By 2018-06-29 InMoney

Euro Weekly 29 June

The slightly more hawkish approach of the Bank of England Monetary Policy Committee last week gave the pound a slight boost. This optimism wasn’t carried into the beginning of this week, with sterling having given back most of its gains by last Friday. On Wednesday, the release of the Financial Stability Report gave a boost to the pound, having struggled after Tuesday’s appearance of the dovish Jonathan Haskel from the MPC at the Treasury Select Committee. The report covers the Financial Policy Committee’s assessment of the outlook for the stability and resilience of the financial sector and any suggested policy actions to reduce and mitigate risk. Mark Carney acknowledged that Brexit posed a risk and more work was required to avoid disruption. He highlighted that stress tests show that UK banks could withstand a deep recession – including a disorderly Brexit. In addition, he pointed to the technical working group established to address the issues and the ability of parliament to legislate for changes where required. As a result, the pound recovered against the euro and the US dollar after a flat start. However, the good mood didn’t last long. On Thursday, the pound has hit a 3-month low against the euro and a 7.5-month low against the US dollar. There are fears in the market that the pound could drop lower as the pressures weighing on sterling continue to mount. Deputy Governor of the Bank of England Jon Cunliffe expressed his concerns over the impact of household debt. This follows on from a warning earlier in the week from business leaders in the US, Canada, Japan and India that failure to solve the Brexit issue could put more than £100bn worth of trade at risk.

EU heads of government met yesterday and will meet again today to discuss a raft of issues ranging from migration to structural reform. Brexit might have made it onto the agenda if the British government had put forward a sensible proposal. From the point of view of investors the most important aspect of the meeting will be Angela Merkel and whether she is able to win the support of her colleagues. IFO’s measures of German business confidence were just about on target, but without further support, her position as chancellor of Germany would look yet more precarious, as would the euro.

On the trade war front the latest from the White House is that Chinese investment in the States will be more tightly restricted. The president had said earlier that “all countries” must remove protectionist tariffs or be met with “reciprocity” by the US. Investors found a degree of irony in that demand and it did not endear them to the dollar. Investors were spooked by Trump’s proposal to restrict investment in US companies, ostensibly in order to protect intellectual property. They were spooked again when US motor cycle maker Harley-Davidson said it would move some production out of the United States to circumvent new EU tariffs. White House trade advisor Peter Navarro jumped in to steady the ship, saying the investment restrictions would not apply across the board. His contribution did halt the slide in share prices.
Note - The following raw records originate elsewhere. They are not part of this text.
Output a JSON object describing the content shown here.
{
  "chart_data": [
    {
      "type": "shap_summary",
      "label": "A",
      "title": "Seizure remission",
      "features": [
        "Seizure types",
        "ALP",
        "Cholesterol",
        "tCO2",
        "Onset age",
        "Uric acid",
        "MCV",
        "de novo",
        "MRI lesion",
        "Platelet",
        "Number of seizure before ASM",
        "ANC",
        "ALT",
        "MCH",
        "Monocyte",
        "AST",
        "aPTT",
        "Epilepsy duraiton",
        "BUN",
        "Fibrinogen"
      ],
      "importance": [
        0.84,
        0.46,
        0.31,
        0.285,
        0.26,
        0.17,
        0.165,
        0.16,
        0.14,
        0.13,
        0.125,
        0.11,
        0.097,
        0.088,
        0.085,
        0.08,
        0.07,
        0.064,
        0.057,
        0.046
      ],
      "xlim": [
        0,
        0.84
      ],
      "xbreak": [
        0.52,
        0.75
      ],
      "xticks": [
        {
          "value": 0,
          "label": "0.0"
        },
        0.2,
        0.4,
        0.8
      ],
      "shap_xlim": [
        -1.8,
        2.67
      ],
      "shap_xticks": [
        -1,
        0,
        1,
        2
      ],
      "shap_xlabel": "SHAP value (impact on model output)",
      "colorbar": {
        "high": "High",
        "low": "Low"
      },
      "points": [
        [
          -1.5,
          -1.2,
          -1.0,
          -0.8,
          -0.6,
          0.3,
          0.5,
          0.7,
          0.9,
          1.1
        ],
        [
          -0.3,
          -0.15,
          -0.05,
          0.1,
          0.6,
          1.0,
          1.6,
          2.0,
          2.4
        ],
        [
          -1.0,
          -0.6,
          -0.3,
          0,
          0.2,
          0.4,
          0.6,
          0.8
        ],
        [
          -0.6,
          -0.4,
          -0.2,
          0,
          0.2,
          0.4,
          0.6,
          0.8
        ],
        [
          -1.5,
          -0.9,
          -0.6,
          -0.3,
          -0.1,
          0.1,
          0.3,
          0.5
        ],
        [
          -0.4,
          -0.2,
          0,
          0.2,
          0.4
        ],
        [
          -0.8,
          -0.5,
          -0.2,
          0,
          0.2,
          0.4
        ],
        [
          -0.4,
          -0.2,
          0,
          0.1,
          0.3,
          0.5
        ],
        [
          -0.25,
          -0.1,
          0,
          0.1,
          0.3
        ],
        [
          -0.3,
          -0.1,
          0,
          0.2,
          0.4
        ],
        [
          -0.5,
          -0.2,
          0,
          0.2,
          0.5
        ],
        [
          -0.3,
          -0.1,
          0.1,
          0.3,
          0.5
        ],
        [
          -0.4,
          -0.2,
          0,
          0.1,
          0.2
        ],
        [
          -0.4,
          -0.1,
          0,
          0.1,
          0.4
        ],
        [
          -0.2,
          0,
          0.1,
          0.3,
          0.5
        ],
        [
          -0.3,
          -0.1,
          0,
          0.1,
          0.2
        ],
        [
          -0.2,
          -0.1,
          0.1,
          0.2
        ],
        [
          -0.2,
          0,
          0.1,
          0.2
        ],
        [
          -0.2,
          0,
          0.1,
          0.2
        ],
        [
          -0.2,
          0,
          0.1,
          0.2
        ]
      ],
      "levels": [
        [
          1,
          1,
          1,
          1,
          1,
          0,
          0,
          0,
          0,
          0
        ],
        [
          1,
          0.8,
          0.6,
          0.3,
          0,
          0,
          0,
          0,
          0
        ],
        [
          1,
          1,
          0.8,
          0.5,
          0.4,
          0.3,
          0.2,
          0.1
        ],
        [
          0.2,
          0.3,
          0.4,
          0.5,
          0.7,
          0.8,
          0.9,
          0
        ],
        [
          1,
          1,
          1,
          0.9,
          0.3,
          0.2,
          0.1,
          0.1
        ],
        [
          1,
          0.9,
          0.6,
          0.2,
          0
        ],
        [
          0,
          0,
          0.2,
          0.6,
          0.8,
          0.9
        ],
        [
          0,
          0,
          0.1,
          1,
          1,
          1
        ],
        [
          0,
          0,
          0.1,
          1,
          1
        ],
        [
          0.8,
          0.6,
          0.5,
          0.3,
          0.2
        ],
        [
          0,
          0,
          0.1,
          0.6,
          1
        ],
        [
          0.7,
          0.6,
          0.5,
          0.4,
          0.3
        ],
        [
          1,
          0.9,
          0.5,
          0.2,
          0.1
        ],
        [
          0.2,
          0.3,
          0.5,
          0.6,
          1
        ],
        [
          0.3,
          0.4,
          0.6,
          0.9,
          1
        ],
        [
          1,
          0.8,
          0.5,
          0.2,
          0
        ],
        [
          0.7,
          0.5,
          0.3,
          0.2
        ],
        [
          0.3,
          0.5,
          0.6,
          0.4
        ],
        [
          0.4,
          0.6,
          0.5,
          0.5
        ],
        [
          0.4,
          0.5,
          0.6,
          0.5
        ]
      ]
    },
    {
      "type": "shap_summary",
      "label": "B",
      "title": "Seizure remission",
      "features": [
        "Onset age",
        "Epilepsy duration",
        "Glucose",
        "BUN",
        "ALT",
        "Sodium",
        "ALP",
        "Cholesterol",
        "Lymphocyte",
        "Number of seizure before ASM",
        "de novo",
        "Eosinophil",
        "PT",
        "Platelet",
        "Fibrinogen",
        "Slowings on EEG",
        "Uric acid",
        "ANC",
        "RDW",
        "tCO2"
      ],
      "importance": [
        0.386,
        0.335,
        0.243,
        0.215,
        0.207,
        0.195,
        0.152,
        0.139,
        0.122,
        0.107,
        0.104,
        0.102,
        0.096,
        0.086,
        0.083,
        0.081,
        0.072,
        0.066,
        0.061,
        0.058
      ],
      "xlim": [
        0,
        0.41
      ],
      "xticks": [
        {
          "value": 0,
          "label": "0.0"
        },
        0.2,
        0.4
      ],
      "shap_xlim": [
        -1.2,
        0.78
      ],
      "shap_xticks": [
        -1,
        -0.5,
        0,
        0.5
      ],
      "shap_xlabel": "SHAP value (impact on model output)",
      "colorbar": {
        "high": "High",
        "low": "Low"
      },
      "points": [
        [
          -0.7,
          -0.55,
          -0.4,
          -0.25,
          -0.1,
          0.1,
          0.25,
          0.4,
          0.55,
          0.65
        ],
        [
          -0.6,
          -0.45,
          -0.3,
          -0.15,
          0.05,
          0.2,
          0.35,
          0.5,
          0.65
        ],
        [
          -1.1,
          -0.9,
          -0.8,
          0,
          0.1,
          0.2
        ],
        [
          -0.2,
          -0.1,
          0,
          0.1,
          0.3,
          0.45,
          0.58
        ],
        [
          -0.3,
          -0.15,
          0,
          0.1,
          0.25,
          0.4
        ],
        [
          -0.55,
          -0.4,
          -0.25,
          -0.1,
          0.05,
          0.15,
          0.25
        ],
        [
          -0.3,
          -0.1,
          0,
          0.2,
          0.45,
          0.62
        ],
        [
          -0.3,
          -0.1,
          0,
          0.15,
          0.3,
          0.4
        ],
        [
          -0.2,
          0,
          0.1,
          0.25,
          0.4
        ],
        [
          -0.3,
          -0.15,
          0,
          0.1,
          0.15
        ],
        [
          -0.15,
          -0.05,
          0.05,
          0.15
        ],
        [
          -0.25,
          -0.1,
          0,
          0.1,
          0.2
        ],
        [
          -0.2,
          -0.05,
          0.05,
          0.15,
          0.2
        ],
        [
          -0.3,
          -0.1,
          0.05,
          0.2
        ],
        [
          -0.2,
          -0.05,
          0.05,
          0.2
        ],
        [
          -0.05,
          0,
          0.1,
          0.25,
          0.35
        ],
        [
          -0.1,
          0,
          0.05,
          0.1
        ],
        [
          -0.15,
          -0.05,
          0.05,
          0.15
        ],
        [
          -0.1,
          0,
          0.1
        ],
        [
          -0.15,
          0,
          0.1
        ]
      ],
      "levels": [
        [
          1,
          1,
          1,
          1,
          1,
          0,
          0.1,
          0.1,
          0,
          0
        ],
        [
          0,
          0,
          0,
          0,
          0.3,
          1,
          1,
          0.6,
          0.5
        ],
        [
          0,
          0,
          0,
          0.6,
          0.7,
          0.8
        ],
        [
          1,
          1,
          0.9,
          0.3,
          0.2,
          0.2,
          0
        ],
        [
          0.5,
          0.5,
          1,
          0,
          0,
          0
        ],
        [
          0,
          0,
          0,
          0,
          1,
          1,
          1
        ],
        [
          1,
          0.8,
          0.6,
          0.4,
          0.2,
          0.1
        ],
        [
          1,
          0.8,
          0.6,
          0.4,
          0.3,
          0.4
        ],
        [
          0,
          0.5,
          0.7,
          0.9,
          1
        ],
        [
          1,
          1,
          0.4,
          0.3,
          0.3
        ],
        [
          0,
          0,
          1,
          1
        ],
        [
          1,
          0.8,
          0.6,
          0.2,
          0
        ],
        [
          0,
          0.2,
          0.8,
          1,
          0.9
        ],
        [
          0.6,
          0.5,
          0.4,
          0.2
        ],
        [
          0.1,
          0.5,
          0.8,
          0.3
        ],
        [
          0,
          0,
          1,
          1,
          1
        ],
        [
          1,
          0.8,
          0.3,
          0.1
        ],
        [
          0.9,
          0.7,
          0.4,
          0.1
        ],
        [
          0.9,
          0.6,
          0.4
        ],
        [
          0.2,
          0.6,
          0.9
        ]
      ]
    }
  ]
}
However, Donald Trump stated Harley-Davidson will be “taxed like never before” if the firm moves motorcycle production abroad. The US president has dropped his threat to use emergency powers to restrict Chinese investment in American companies. Instead, decisions will be made by the Committee on Foreign Investment in the United States (CIFIUS). In theory this should alleviate market nervousness about mounting protectionism.

Data released late last week showed Canadian retail sales falling by a monthly 1.2% and core inflation slowing to 1.3%. Both were well below forecast and investors saw the numbers as a disincentive to higher interest rates from the Bank of Canada, which isn’t good news for the Loonie. Further dismay came when Bank of Canada governor Stephen Poloz addressed the Greater Victoria Chamber of Commerce yesterday, confirming that the US trade war will affect interest rate decisions. That ought not to have come as a surprise to investors but they were bound to infer that the decision on 11 July will be the first to be affected. From there it was no great leap to the conclusion that it would make an increase less likely. Until recently there had been an odds-on chance of an increase in July: today that chance is no better than 50-50. The Canadian dollar fell more than half a US cent on Mr Poloz’s words. It recovered more than half that loss over the following couple of hours but was still a touch lower on the day against the Greenback. The Loonie picked up a cent and a quarter from sterling, which was unchanged on the day against the euro.

Down under, the New Zealand dollar hasn’t had a good week, having reacted badly to a decline in business confidence. It was no surprise that New Zealand’s central bank held interest rates at a record low of 1.75% but signalled it is prepared to cut them if needed as economic growth slows and inflation remains below target. The Reserve Bank of New Zealand Governor Adrian Orr had previously said in May that the rates were likely to remain at their current level for some time to come, but weaker than expected growth and business confidence dropping to a seven-month low have caused the change in approach.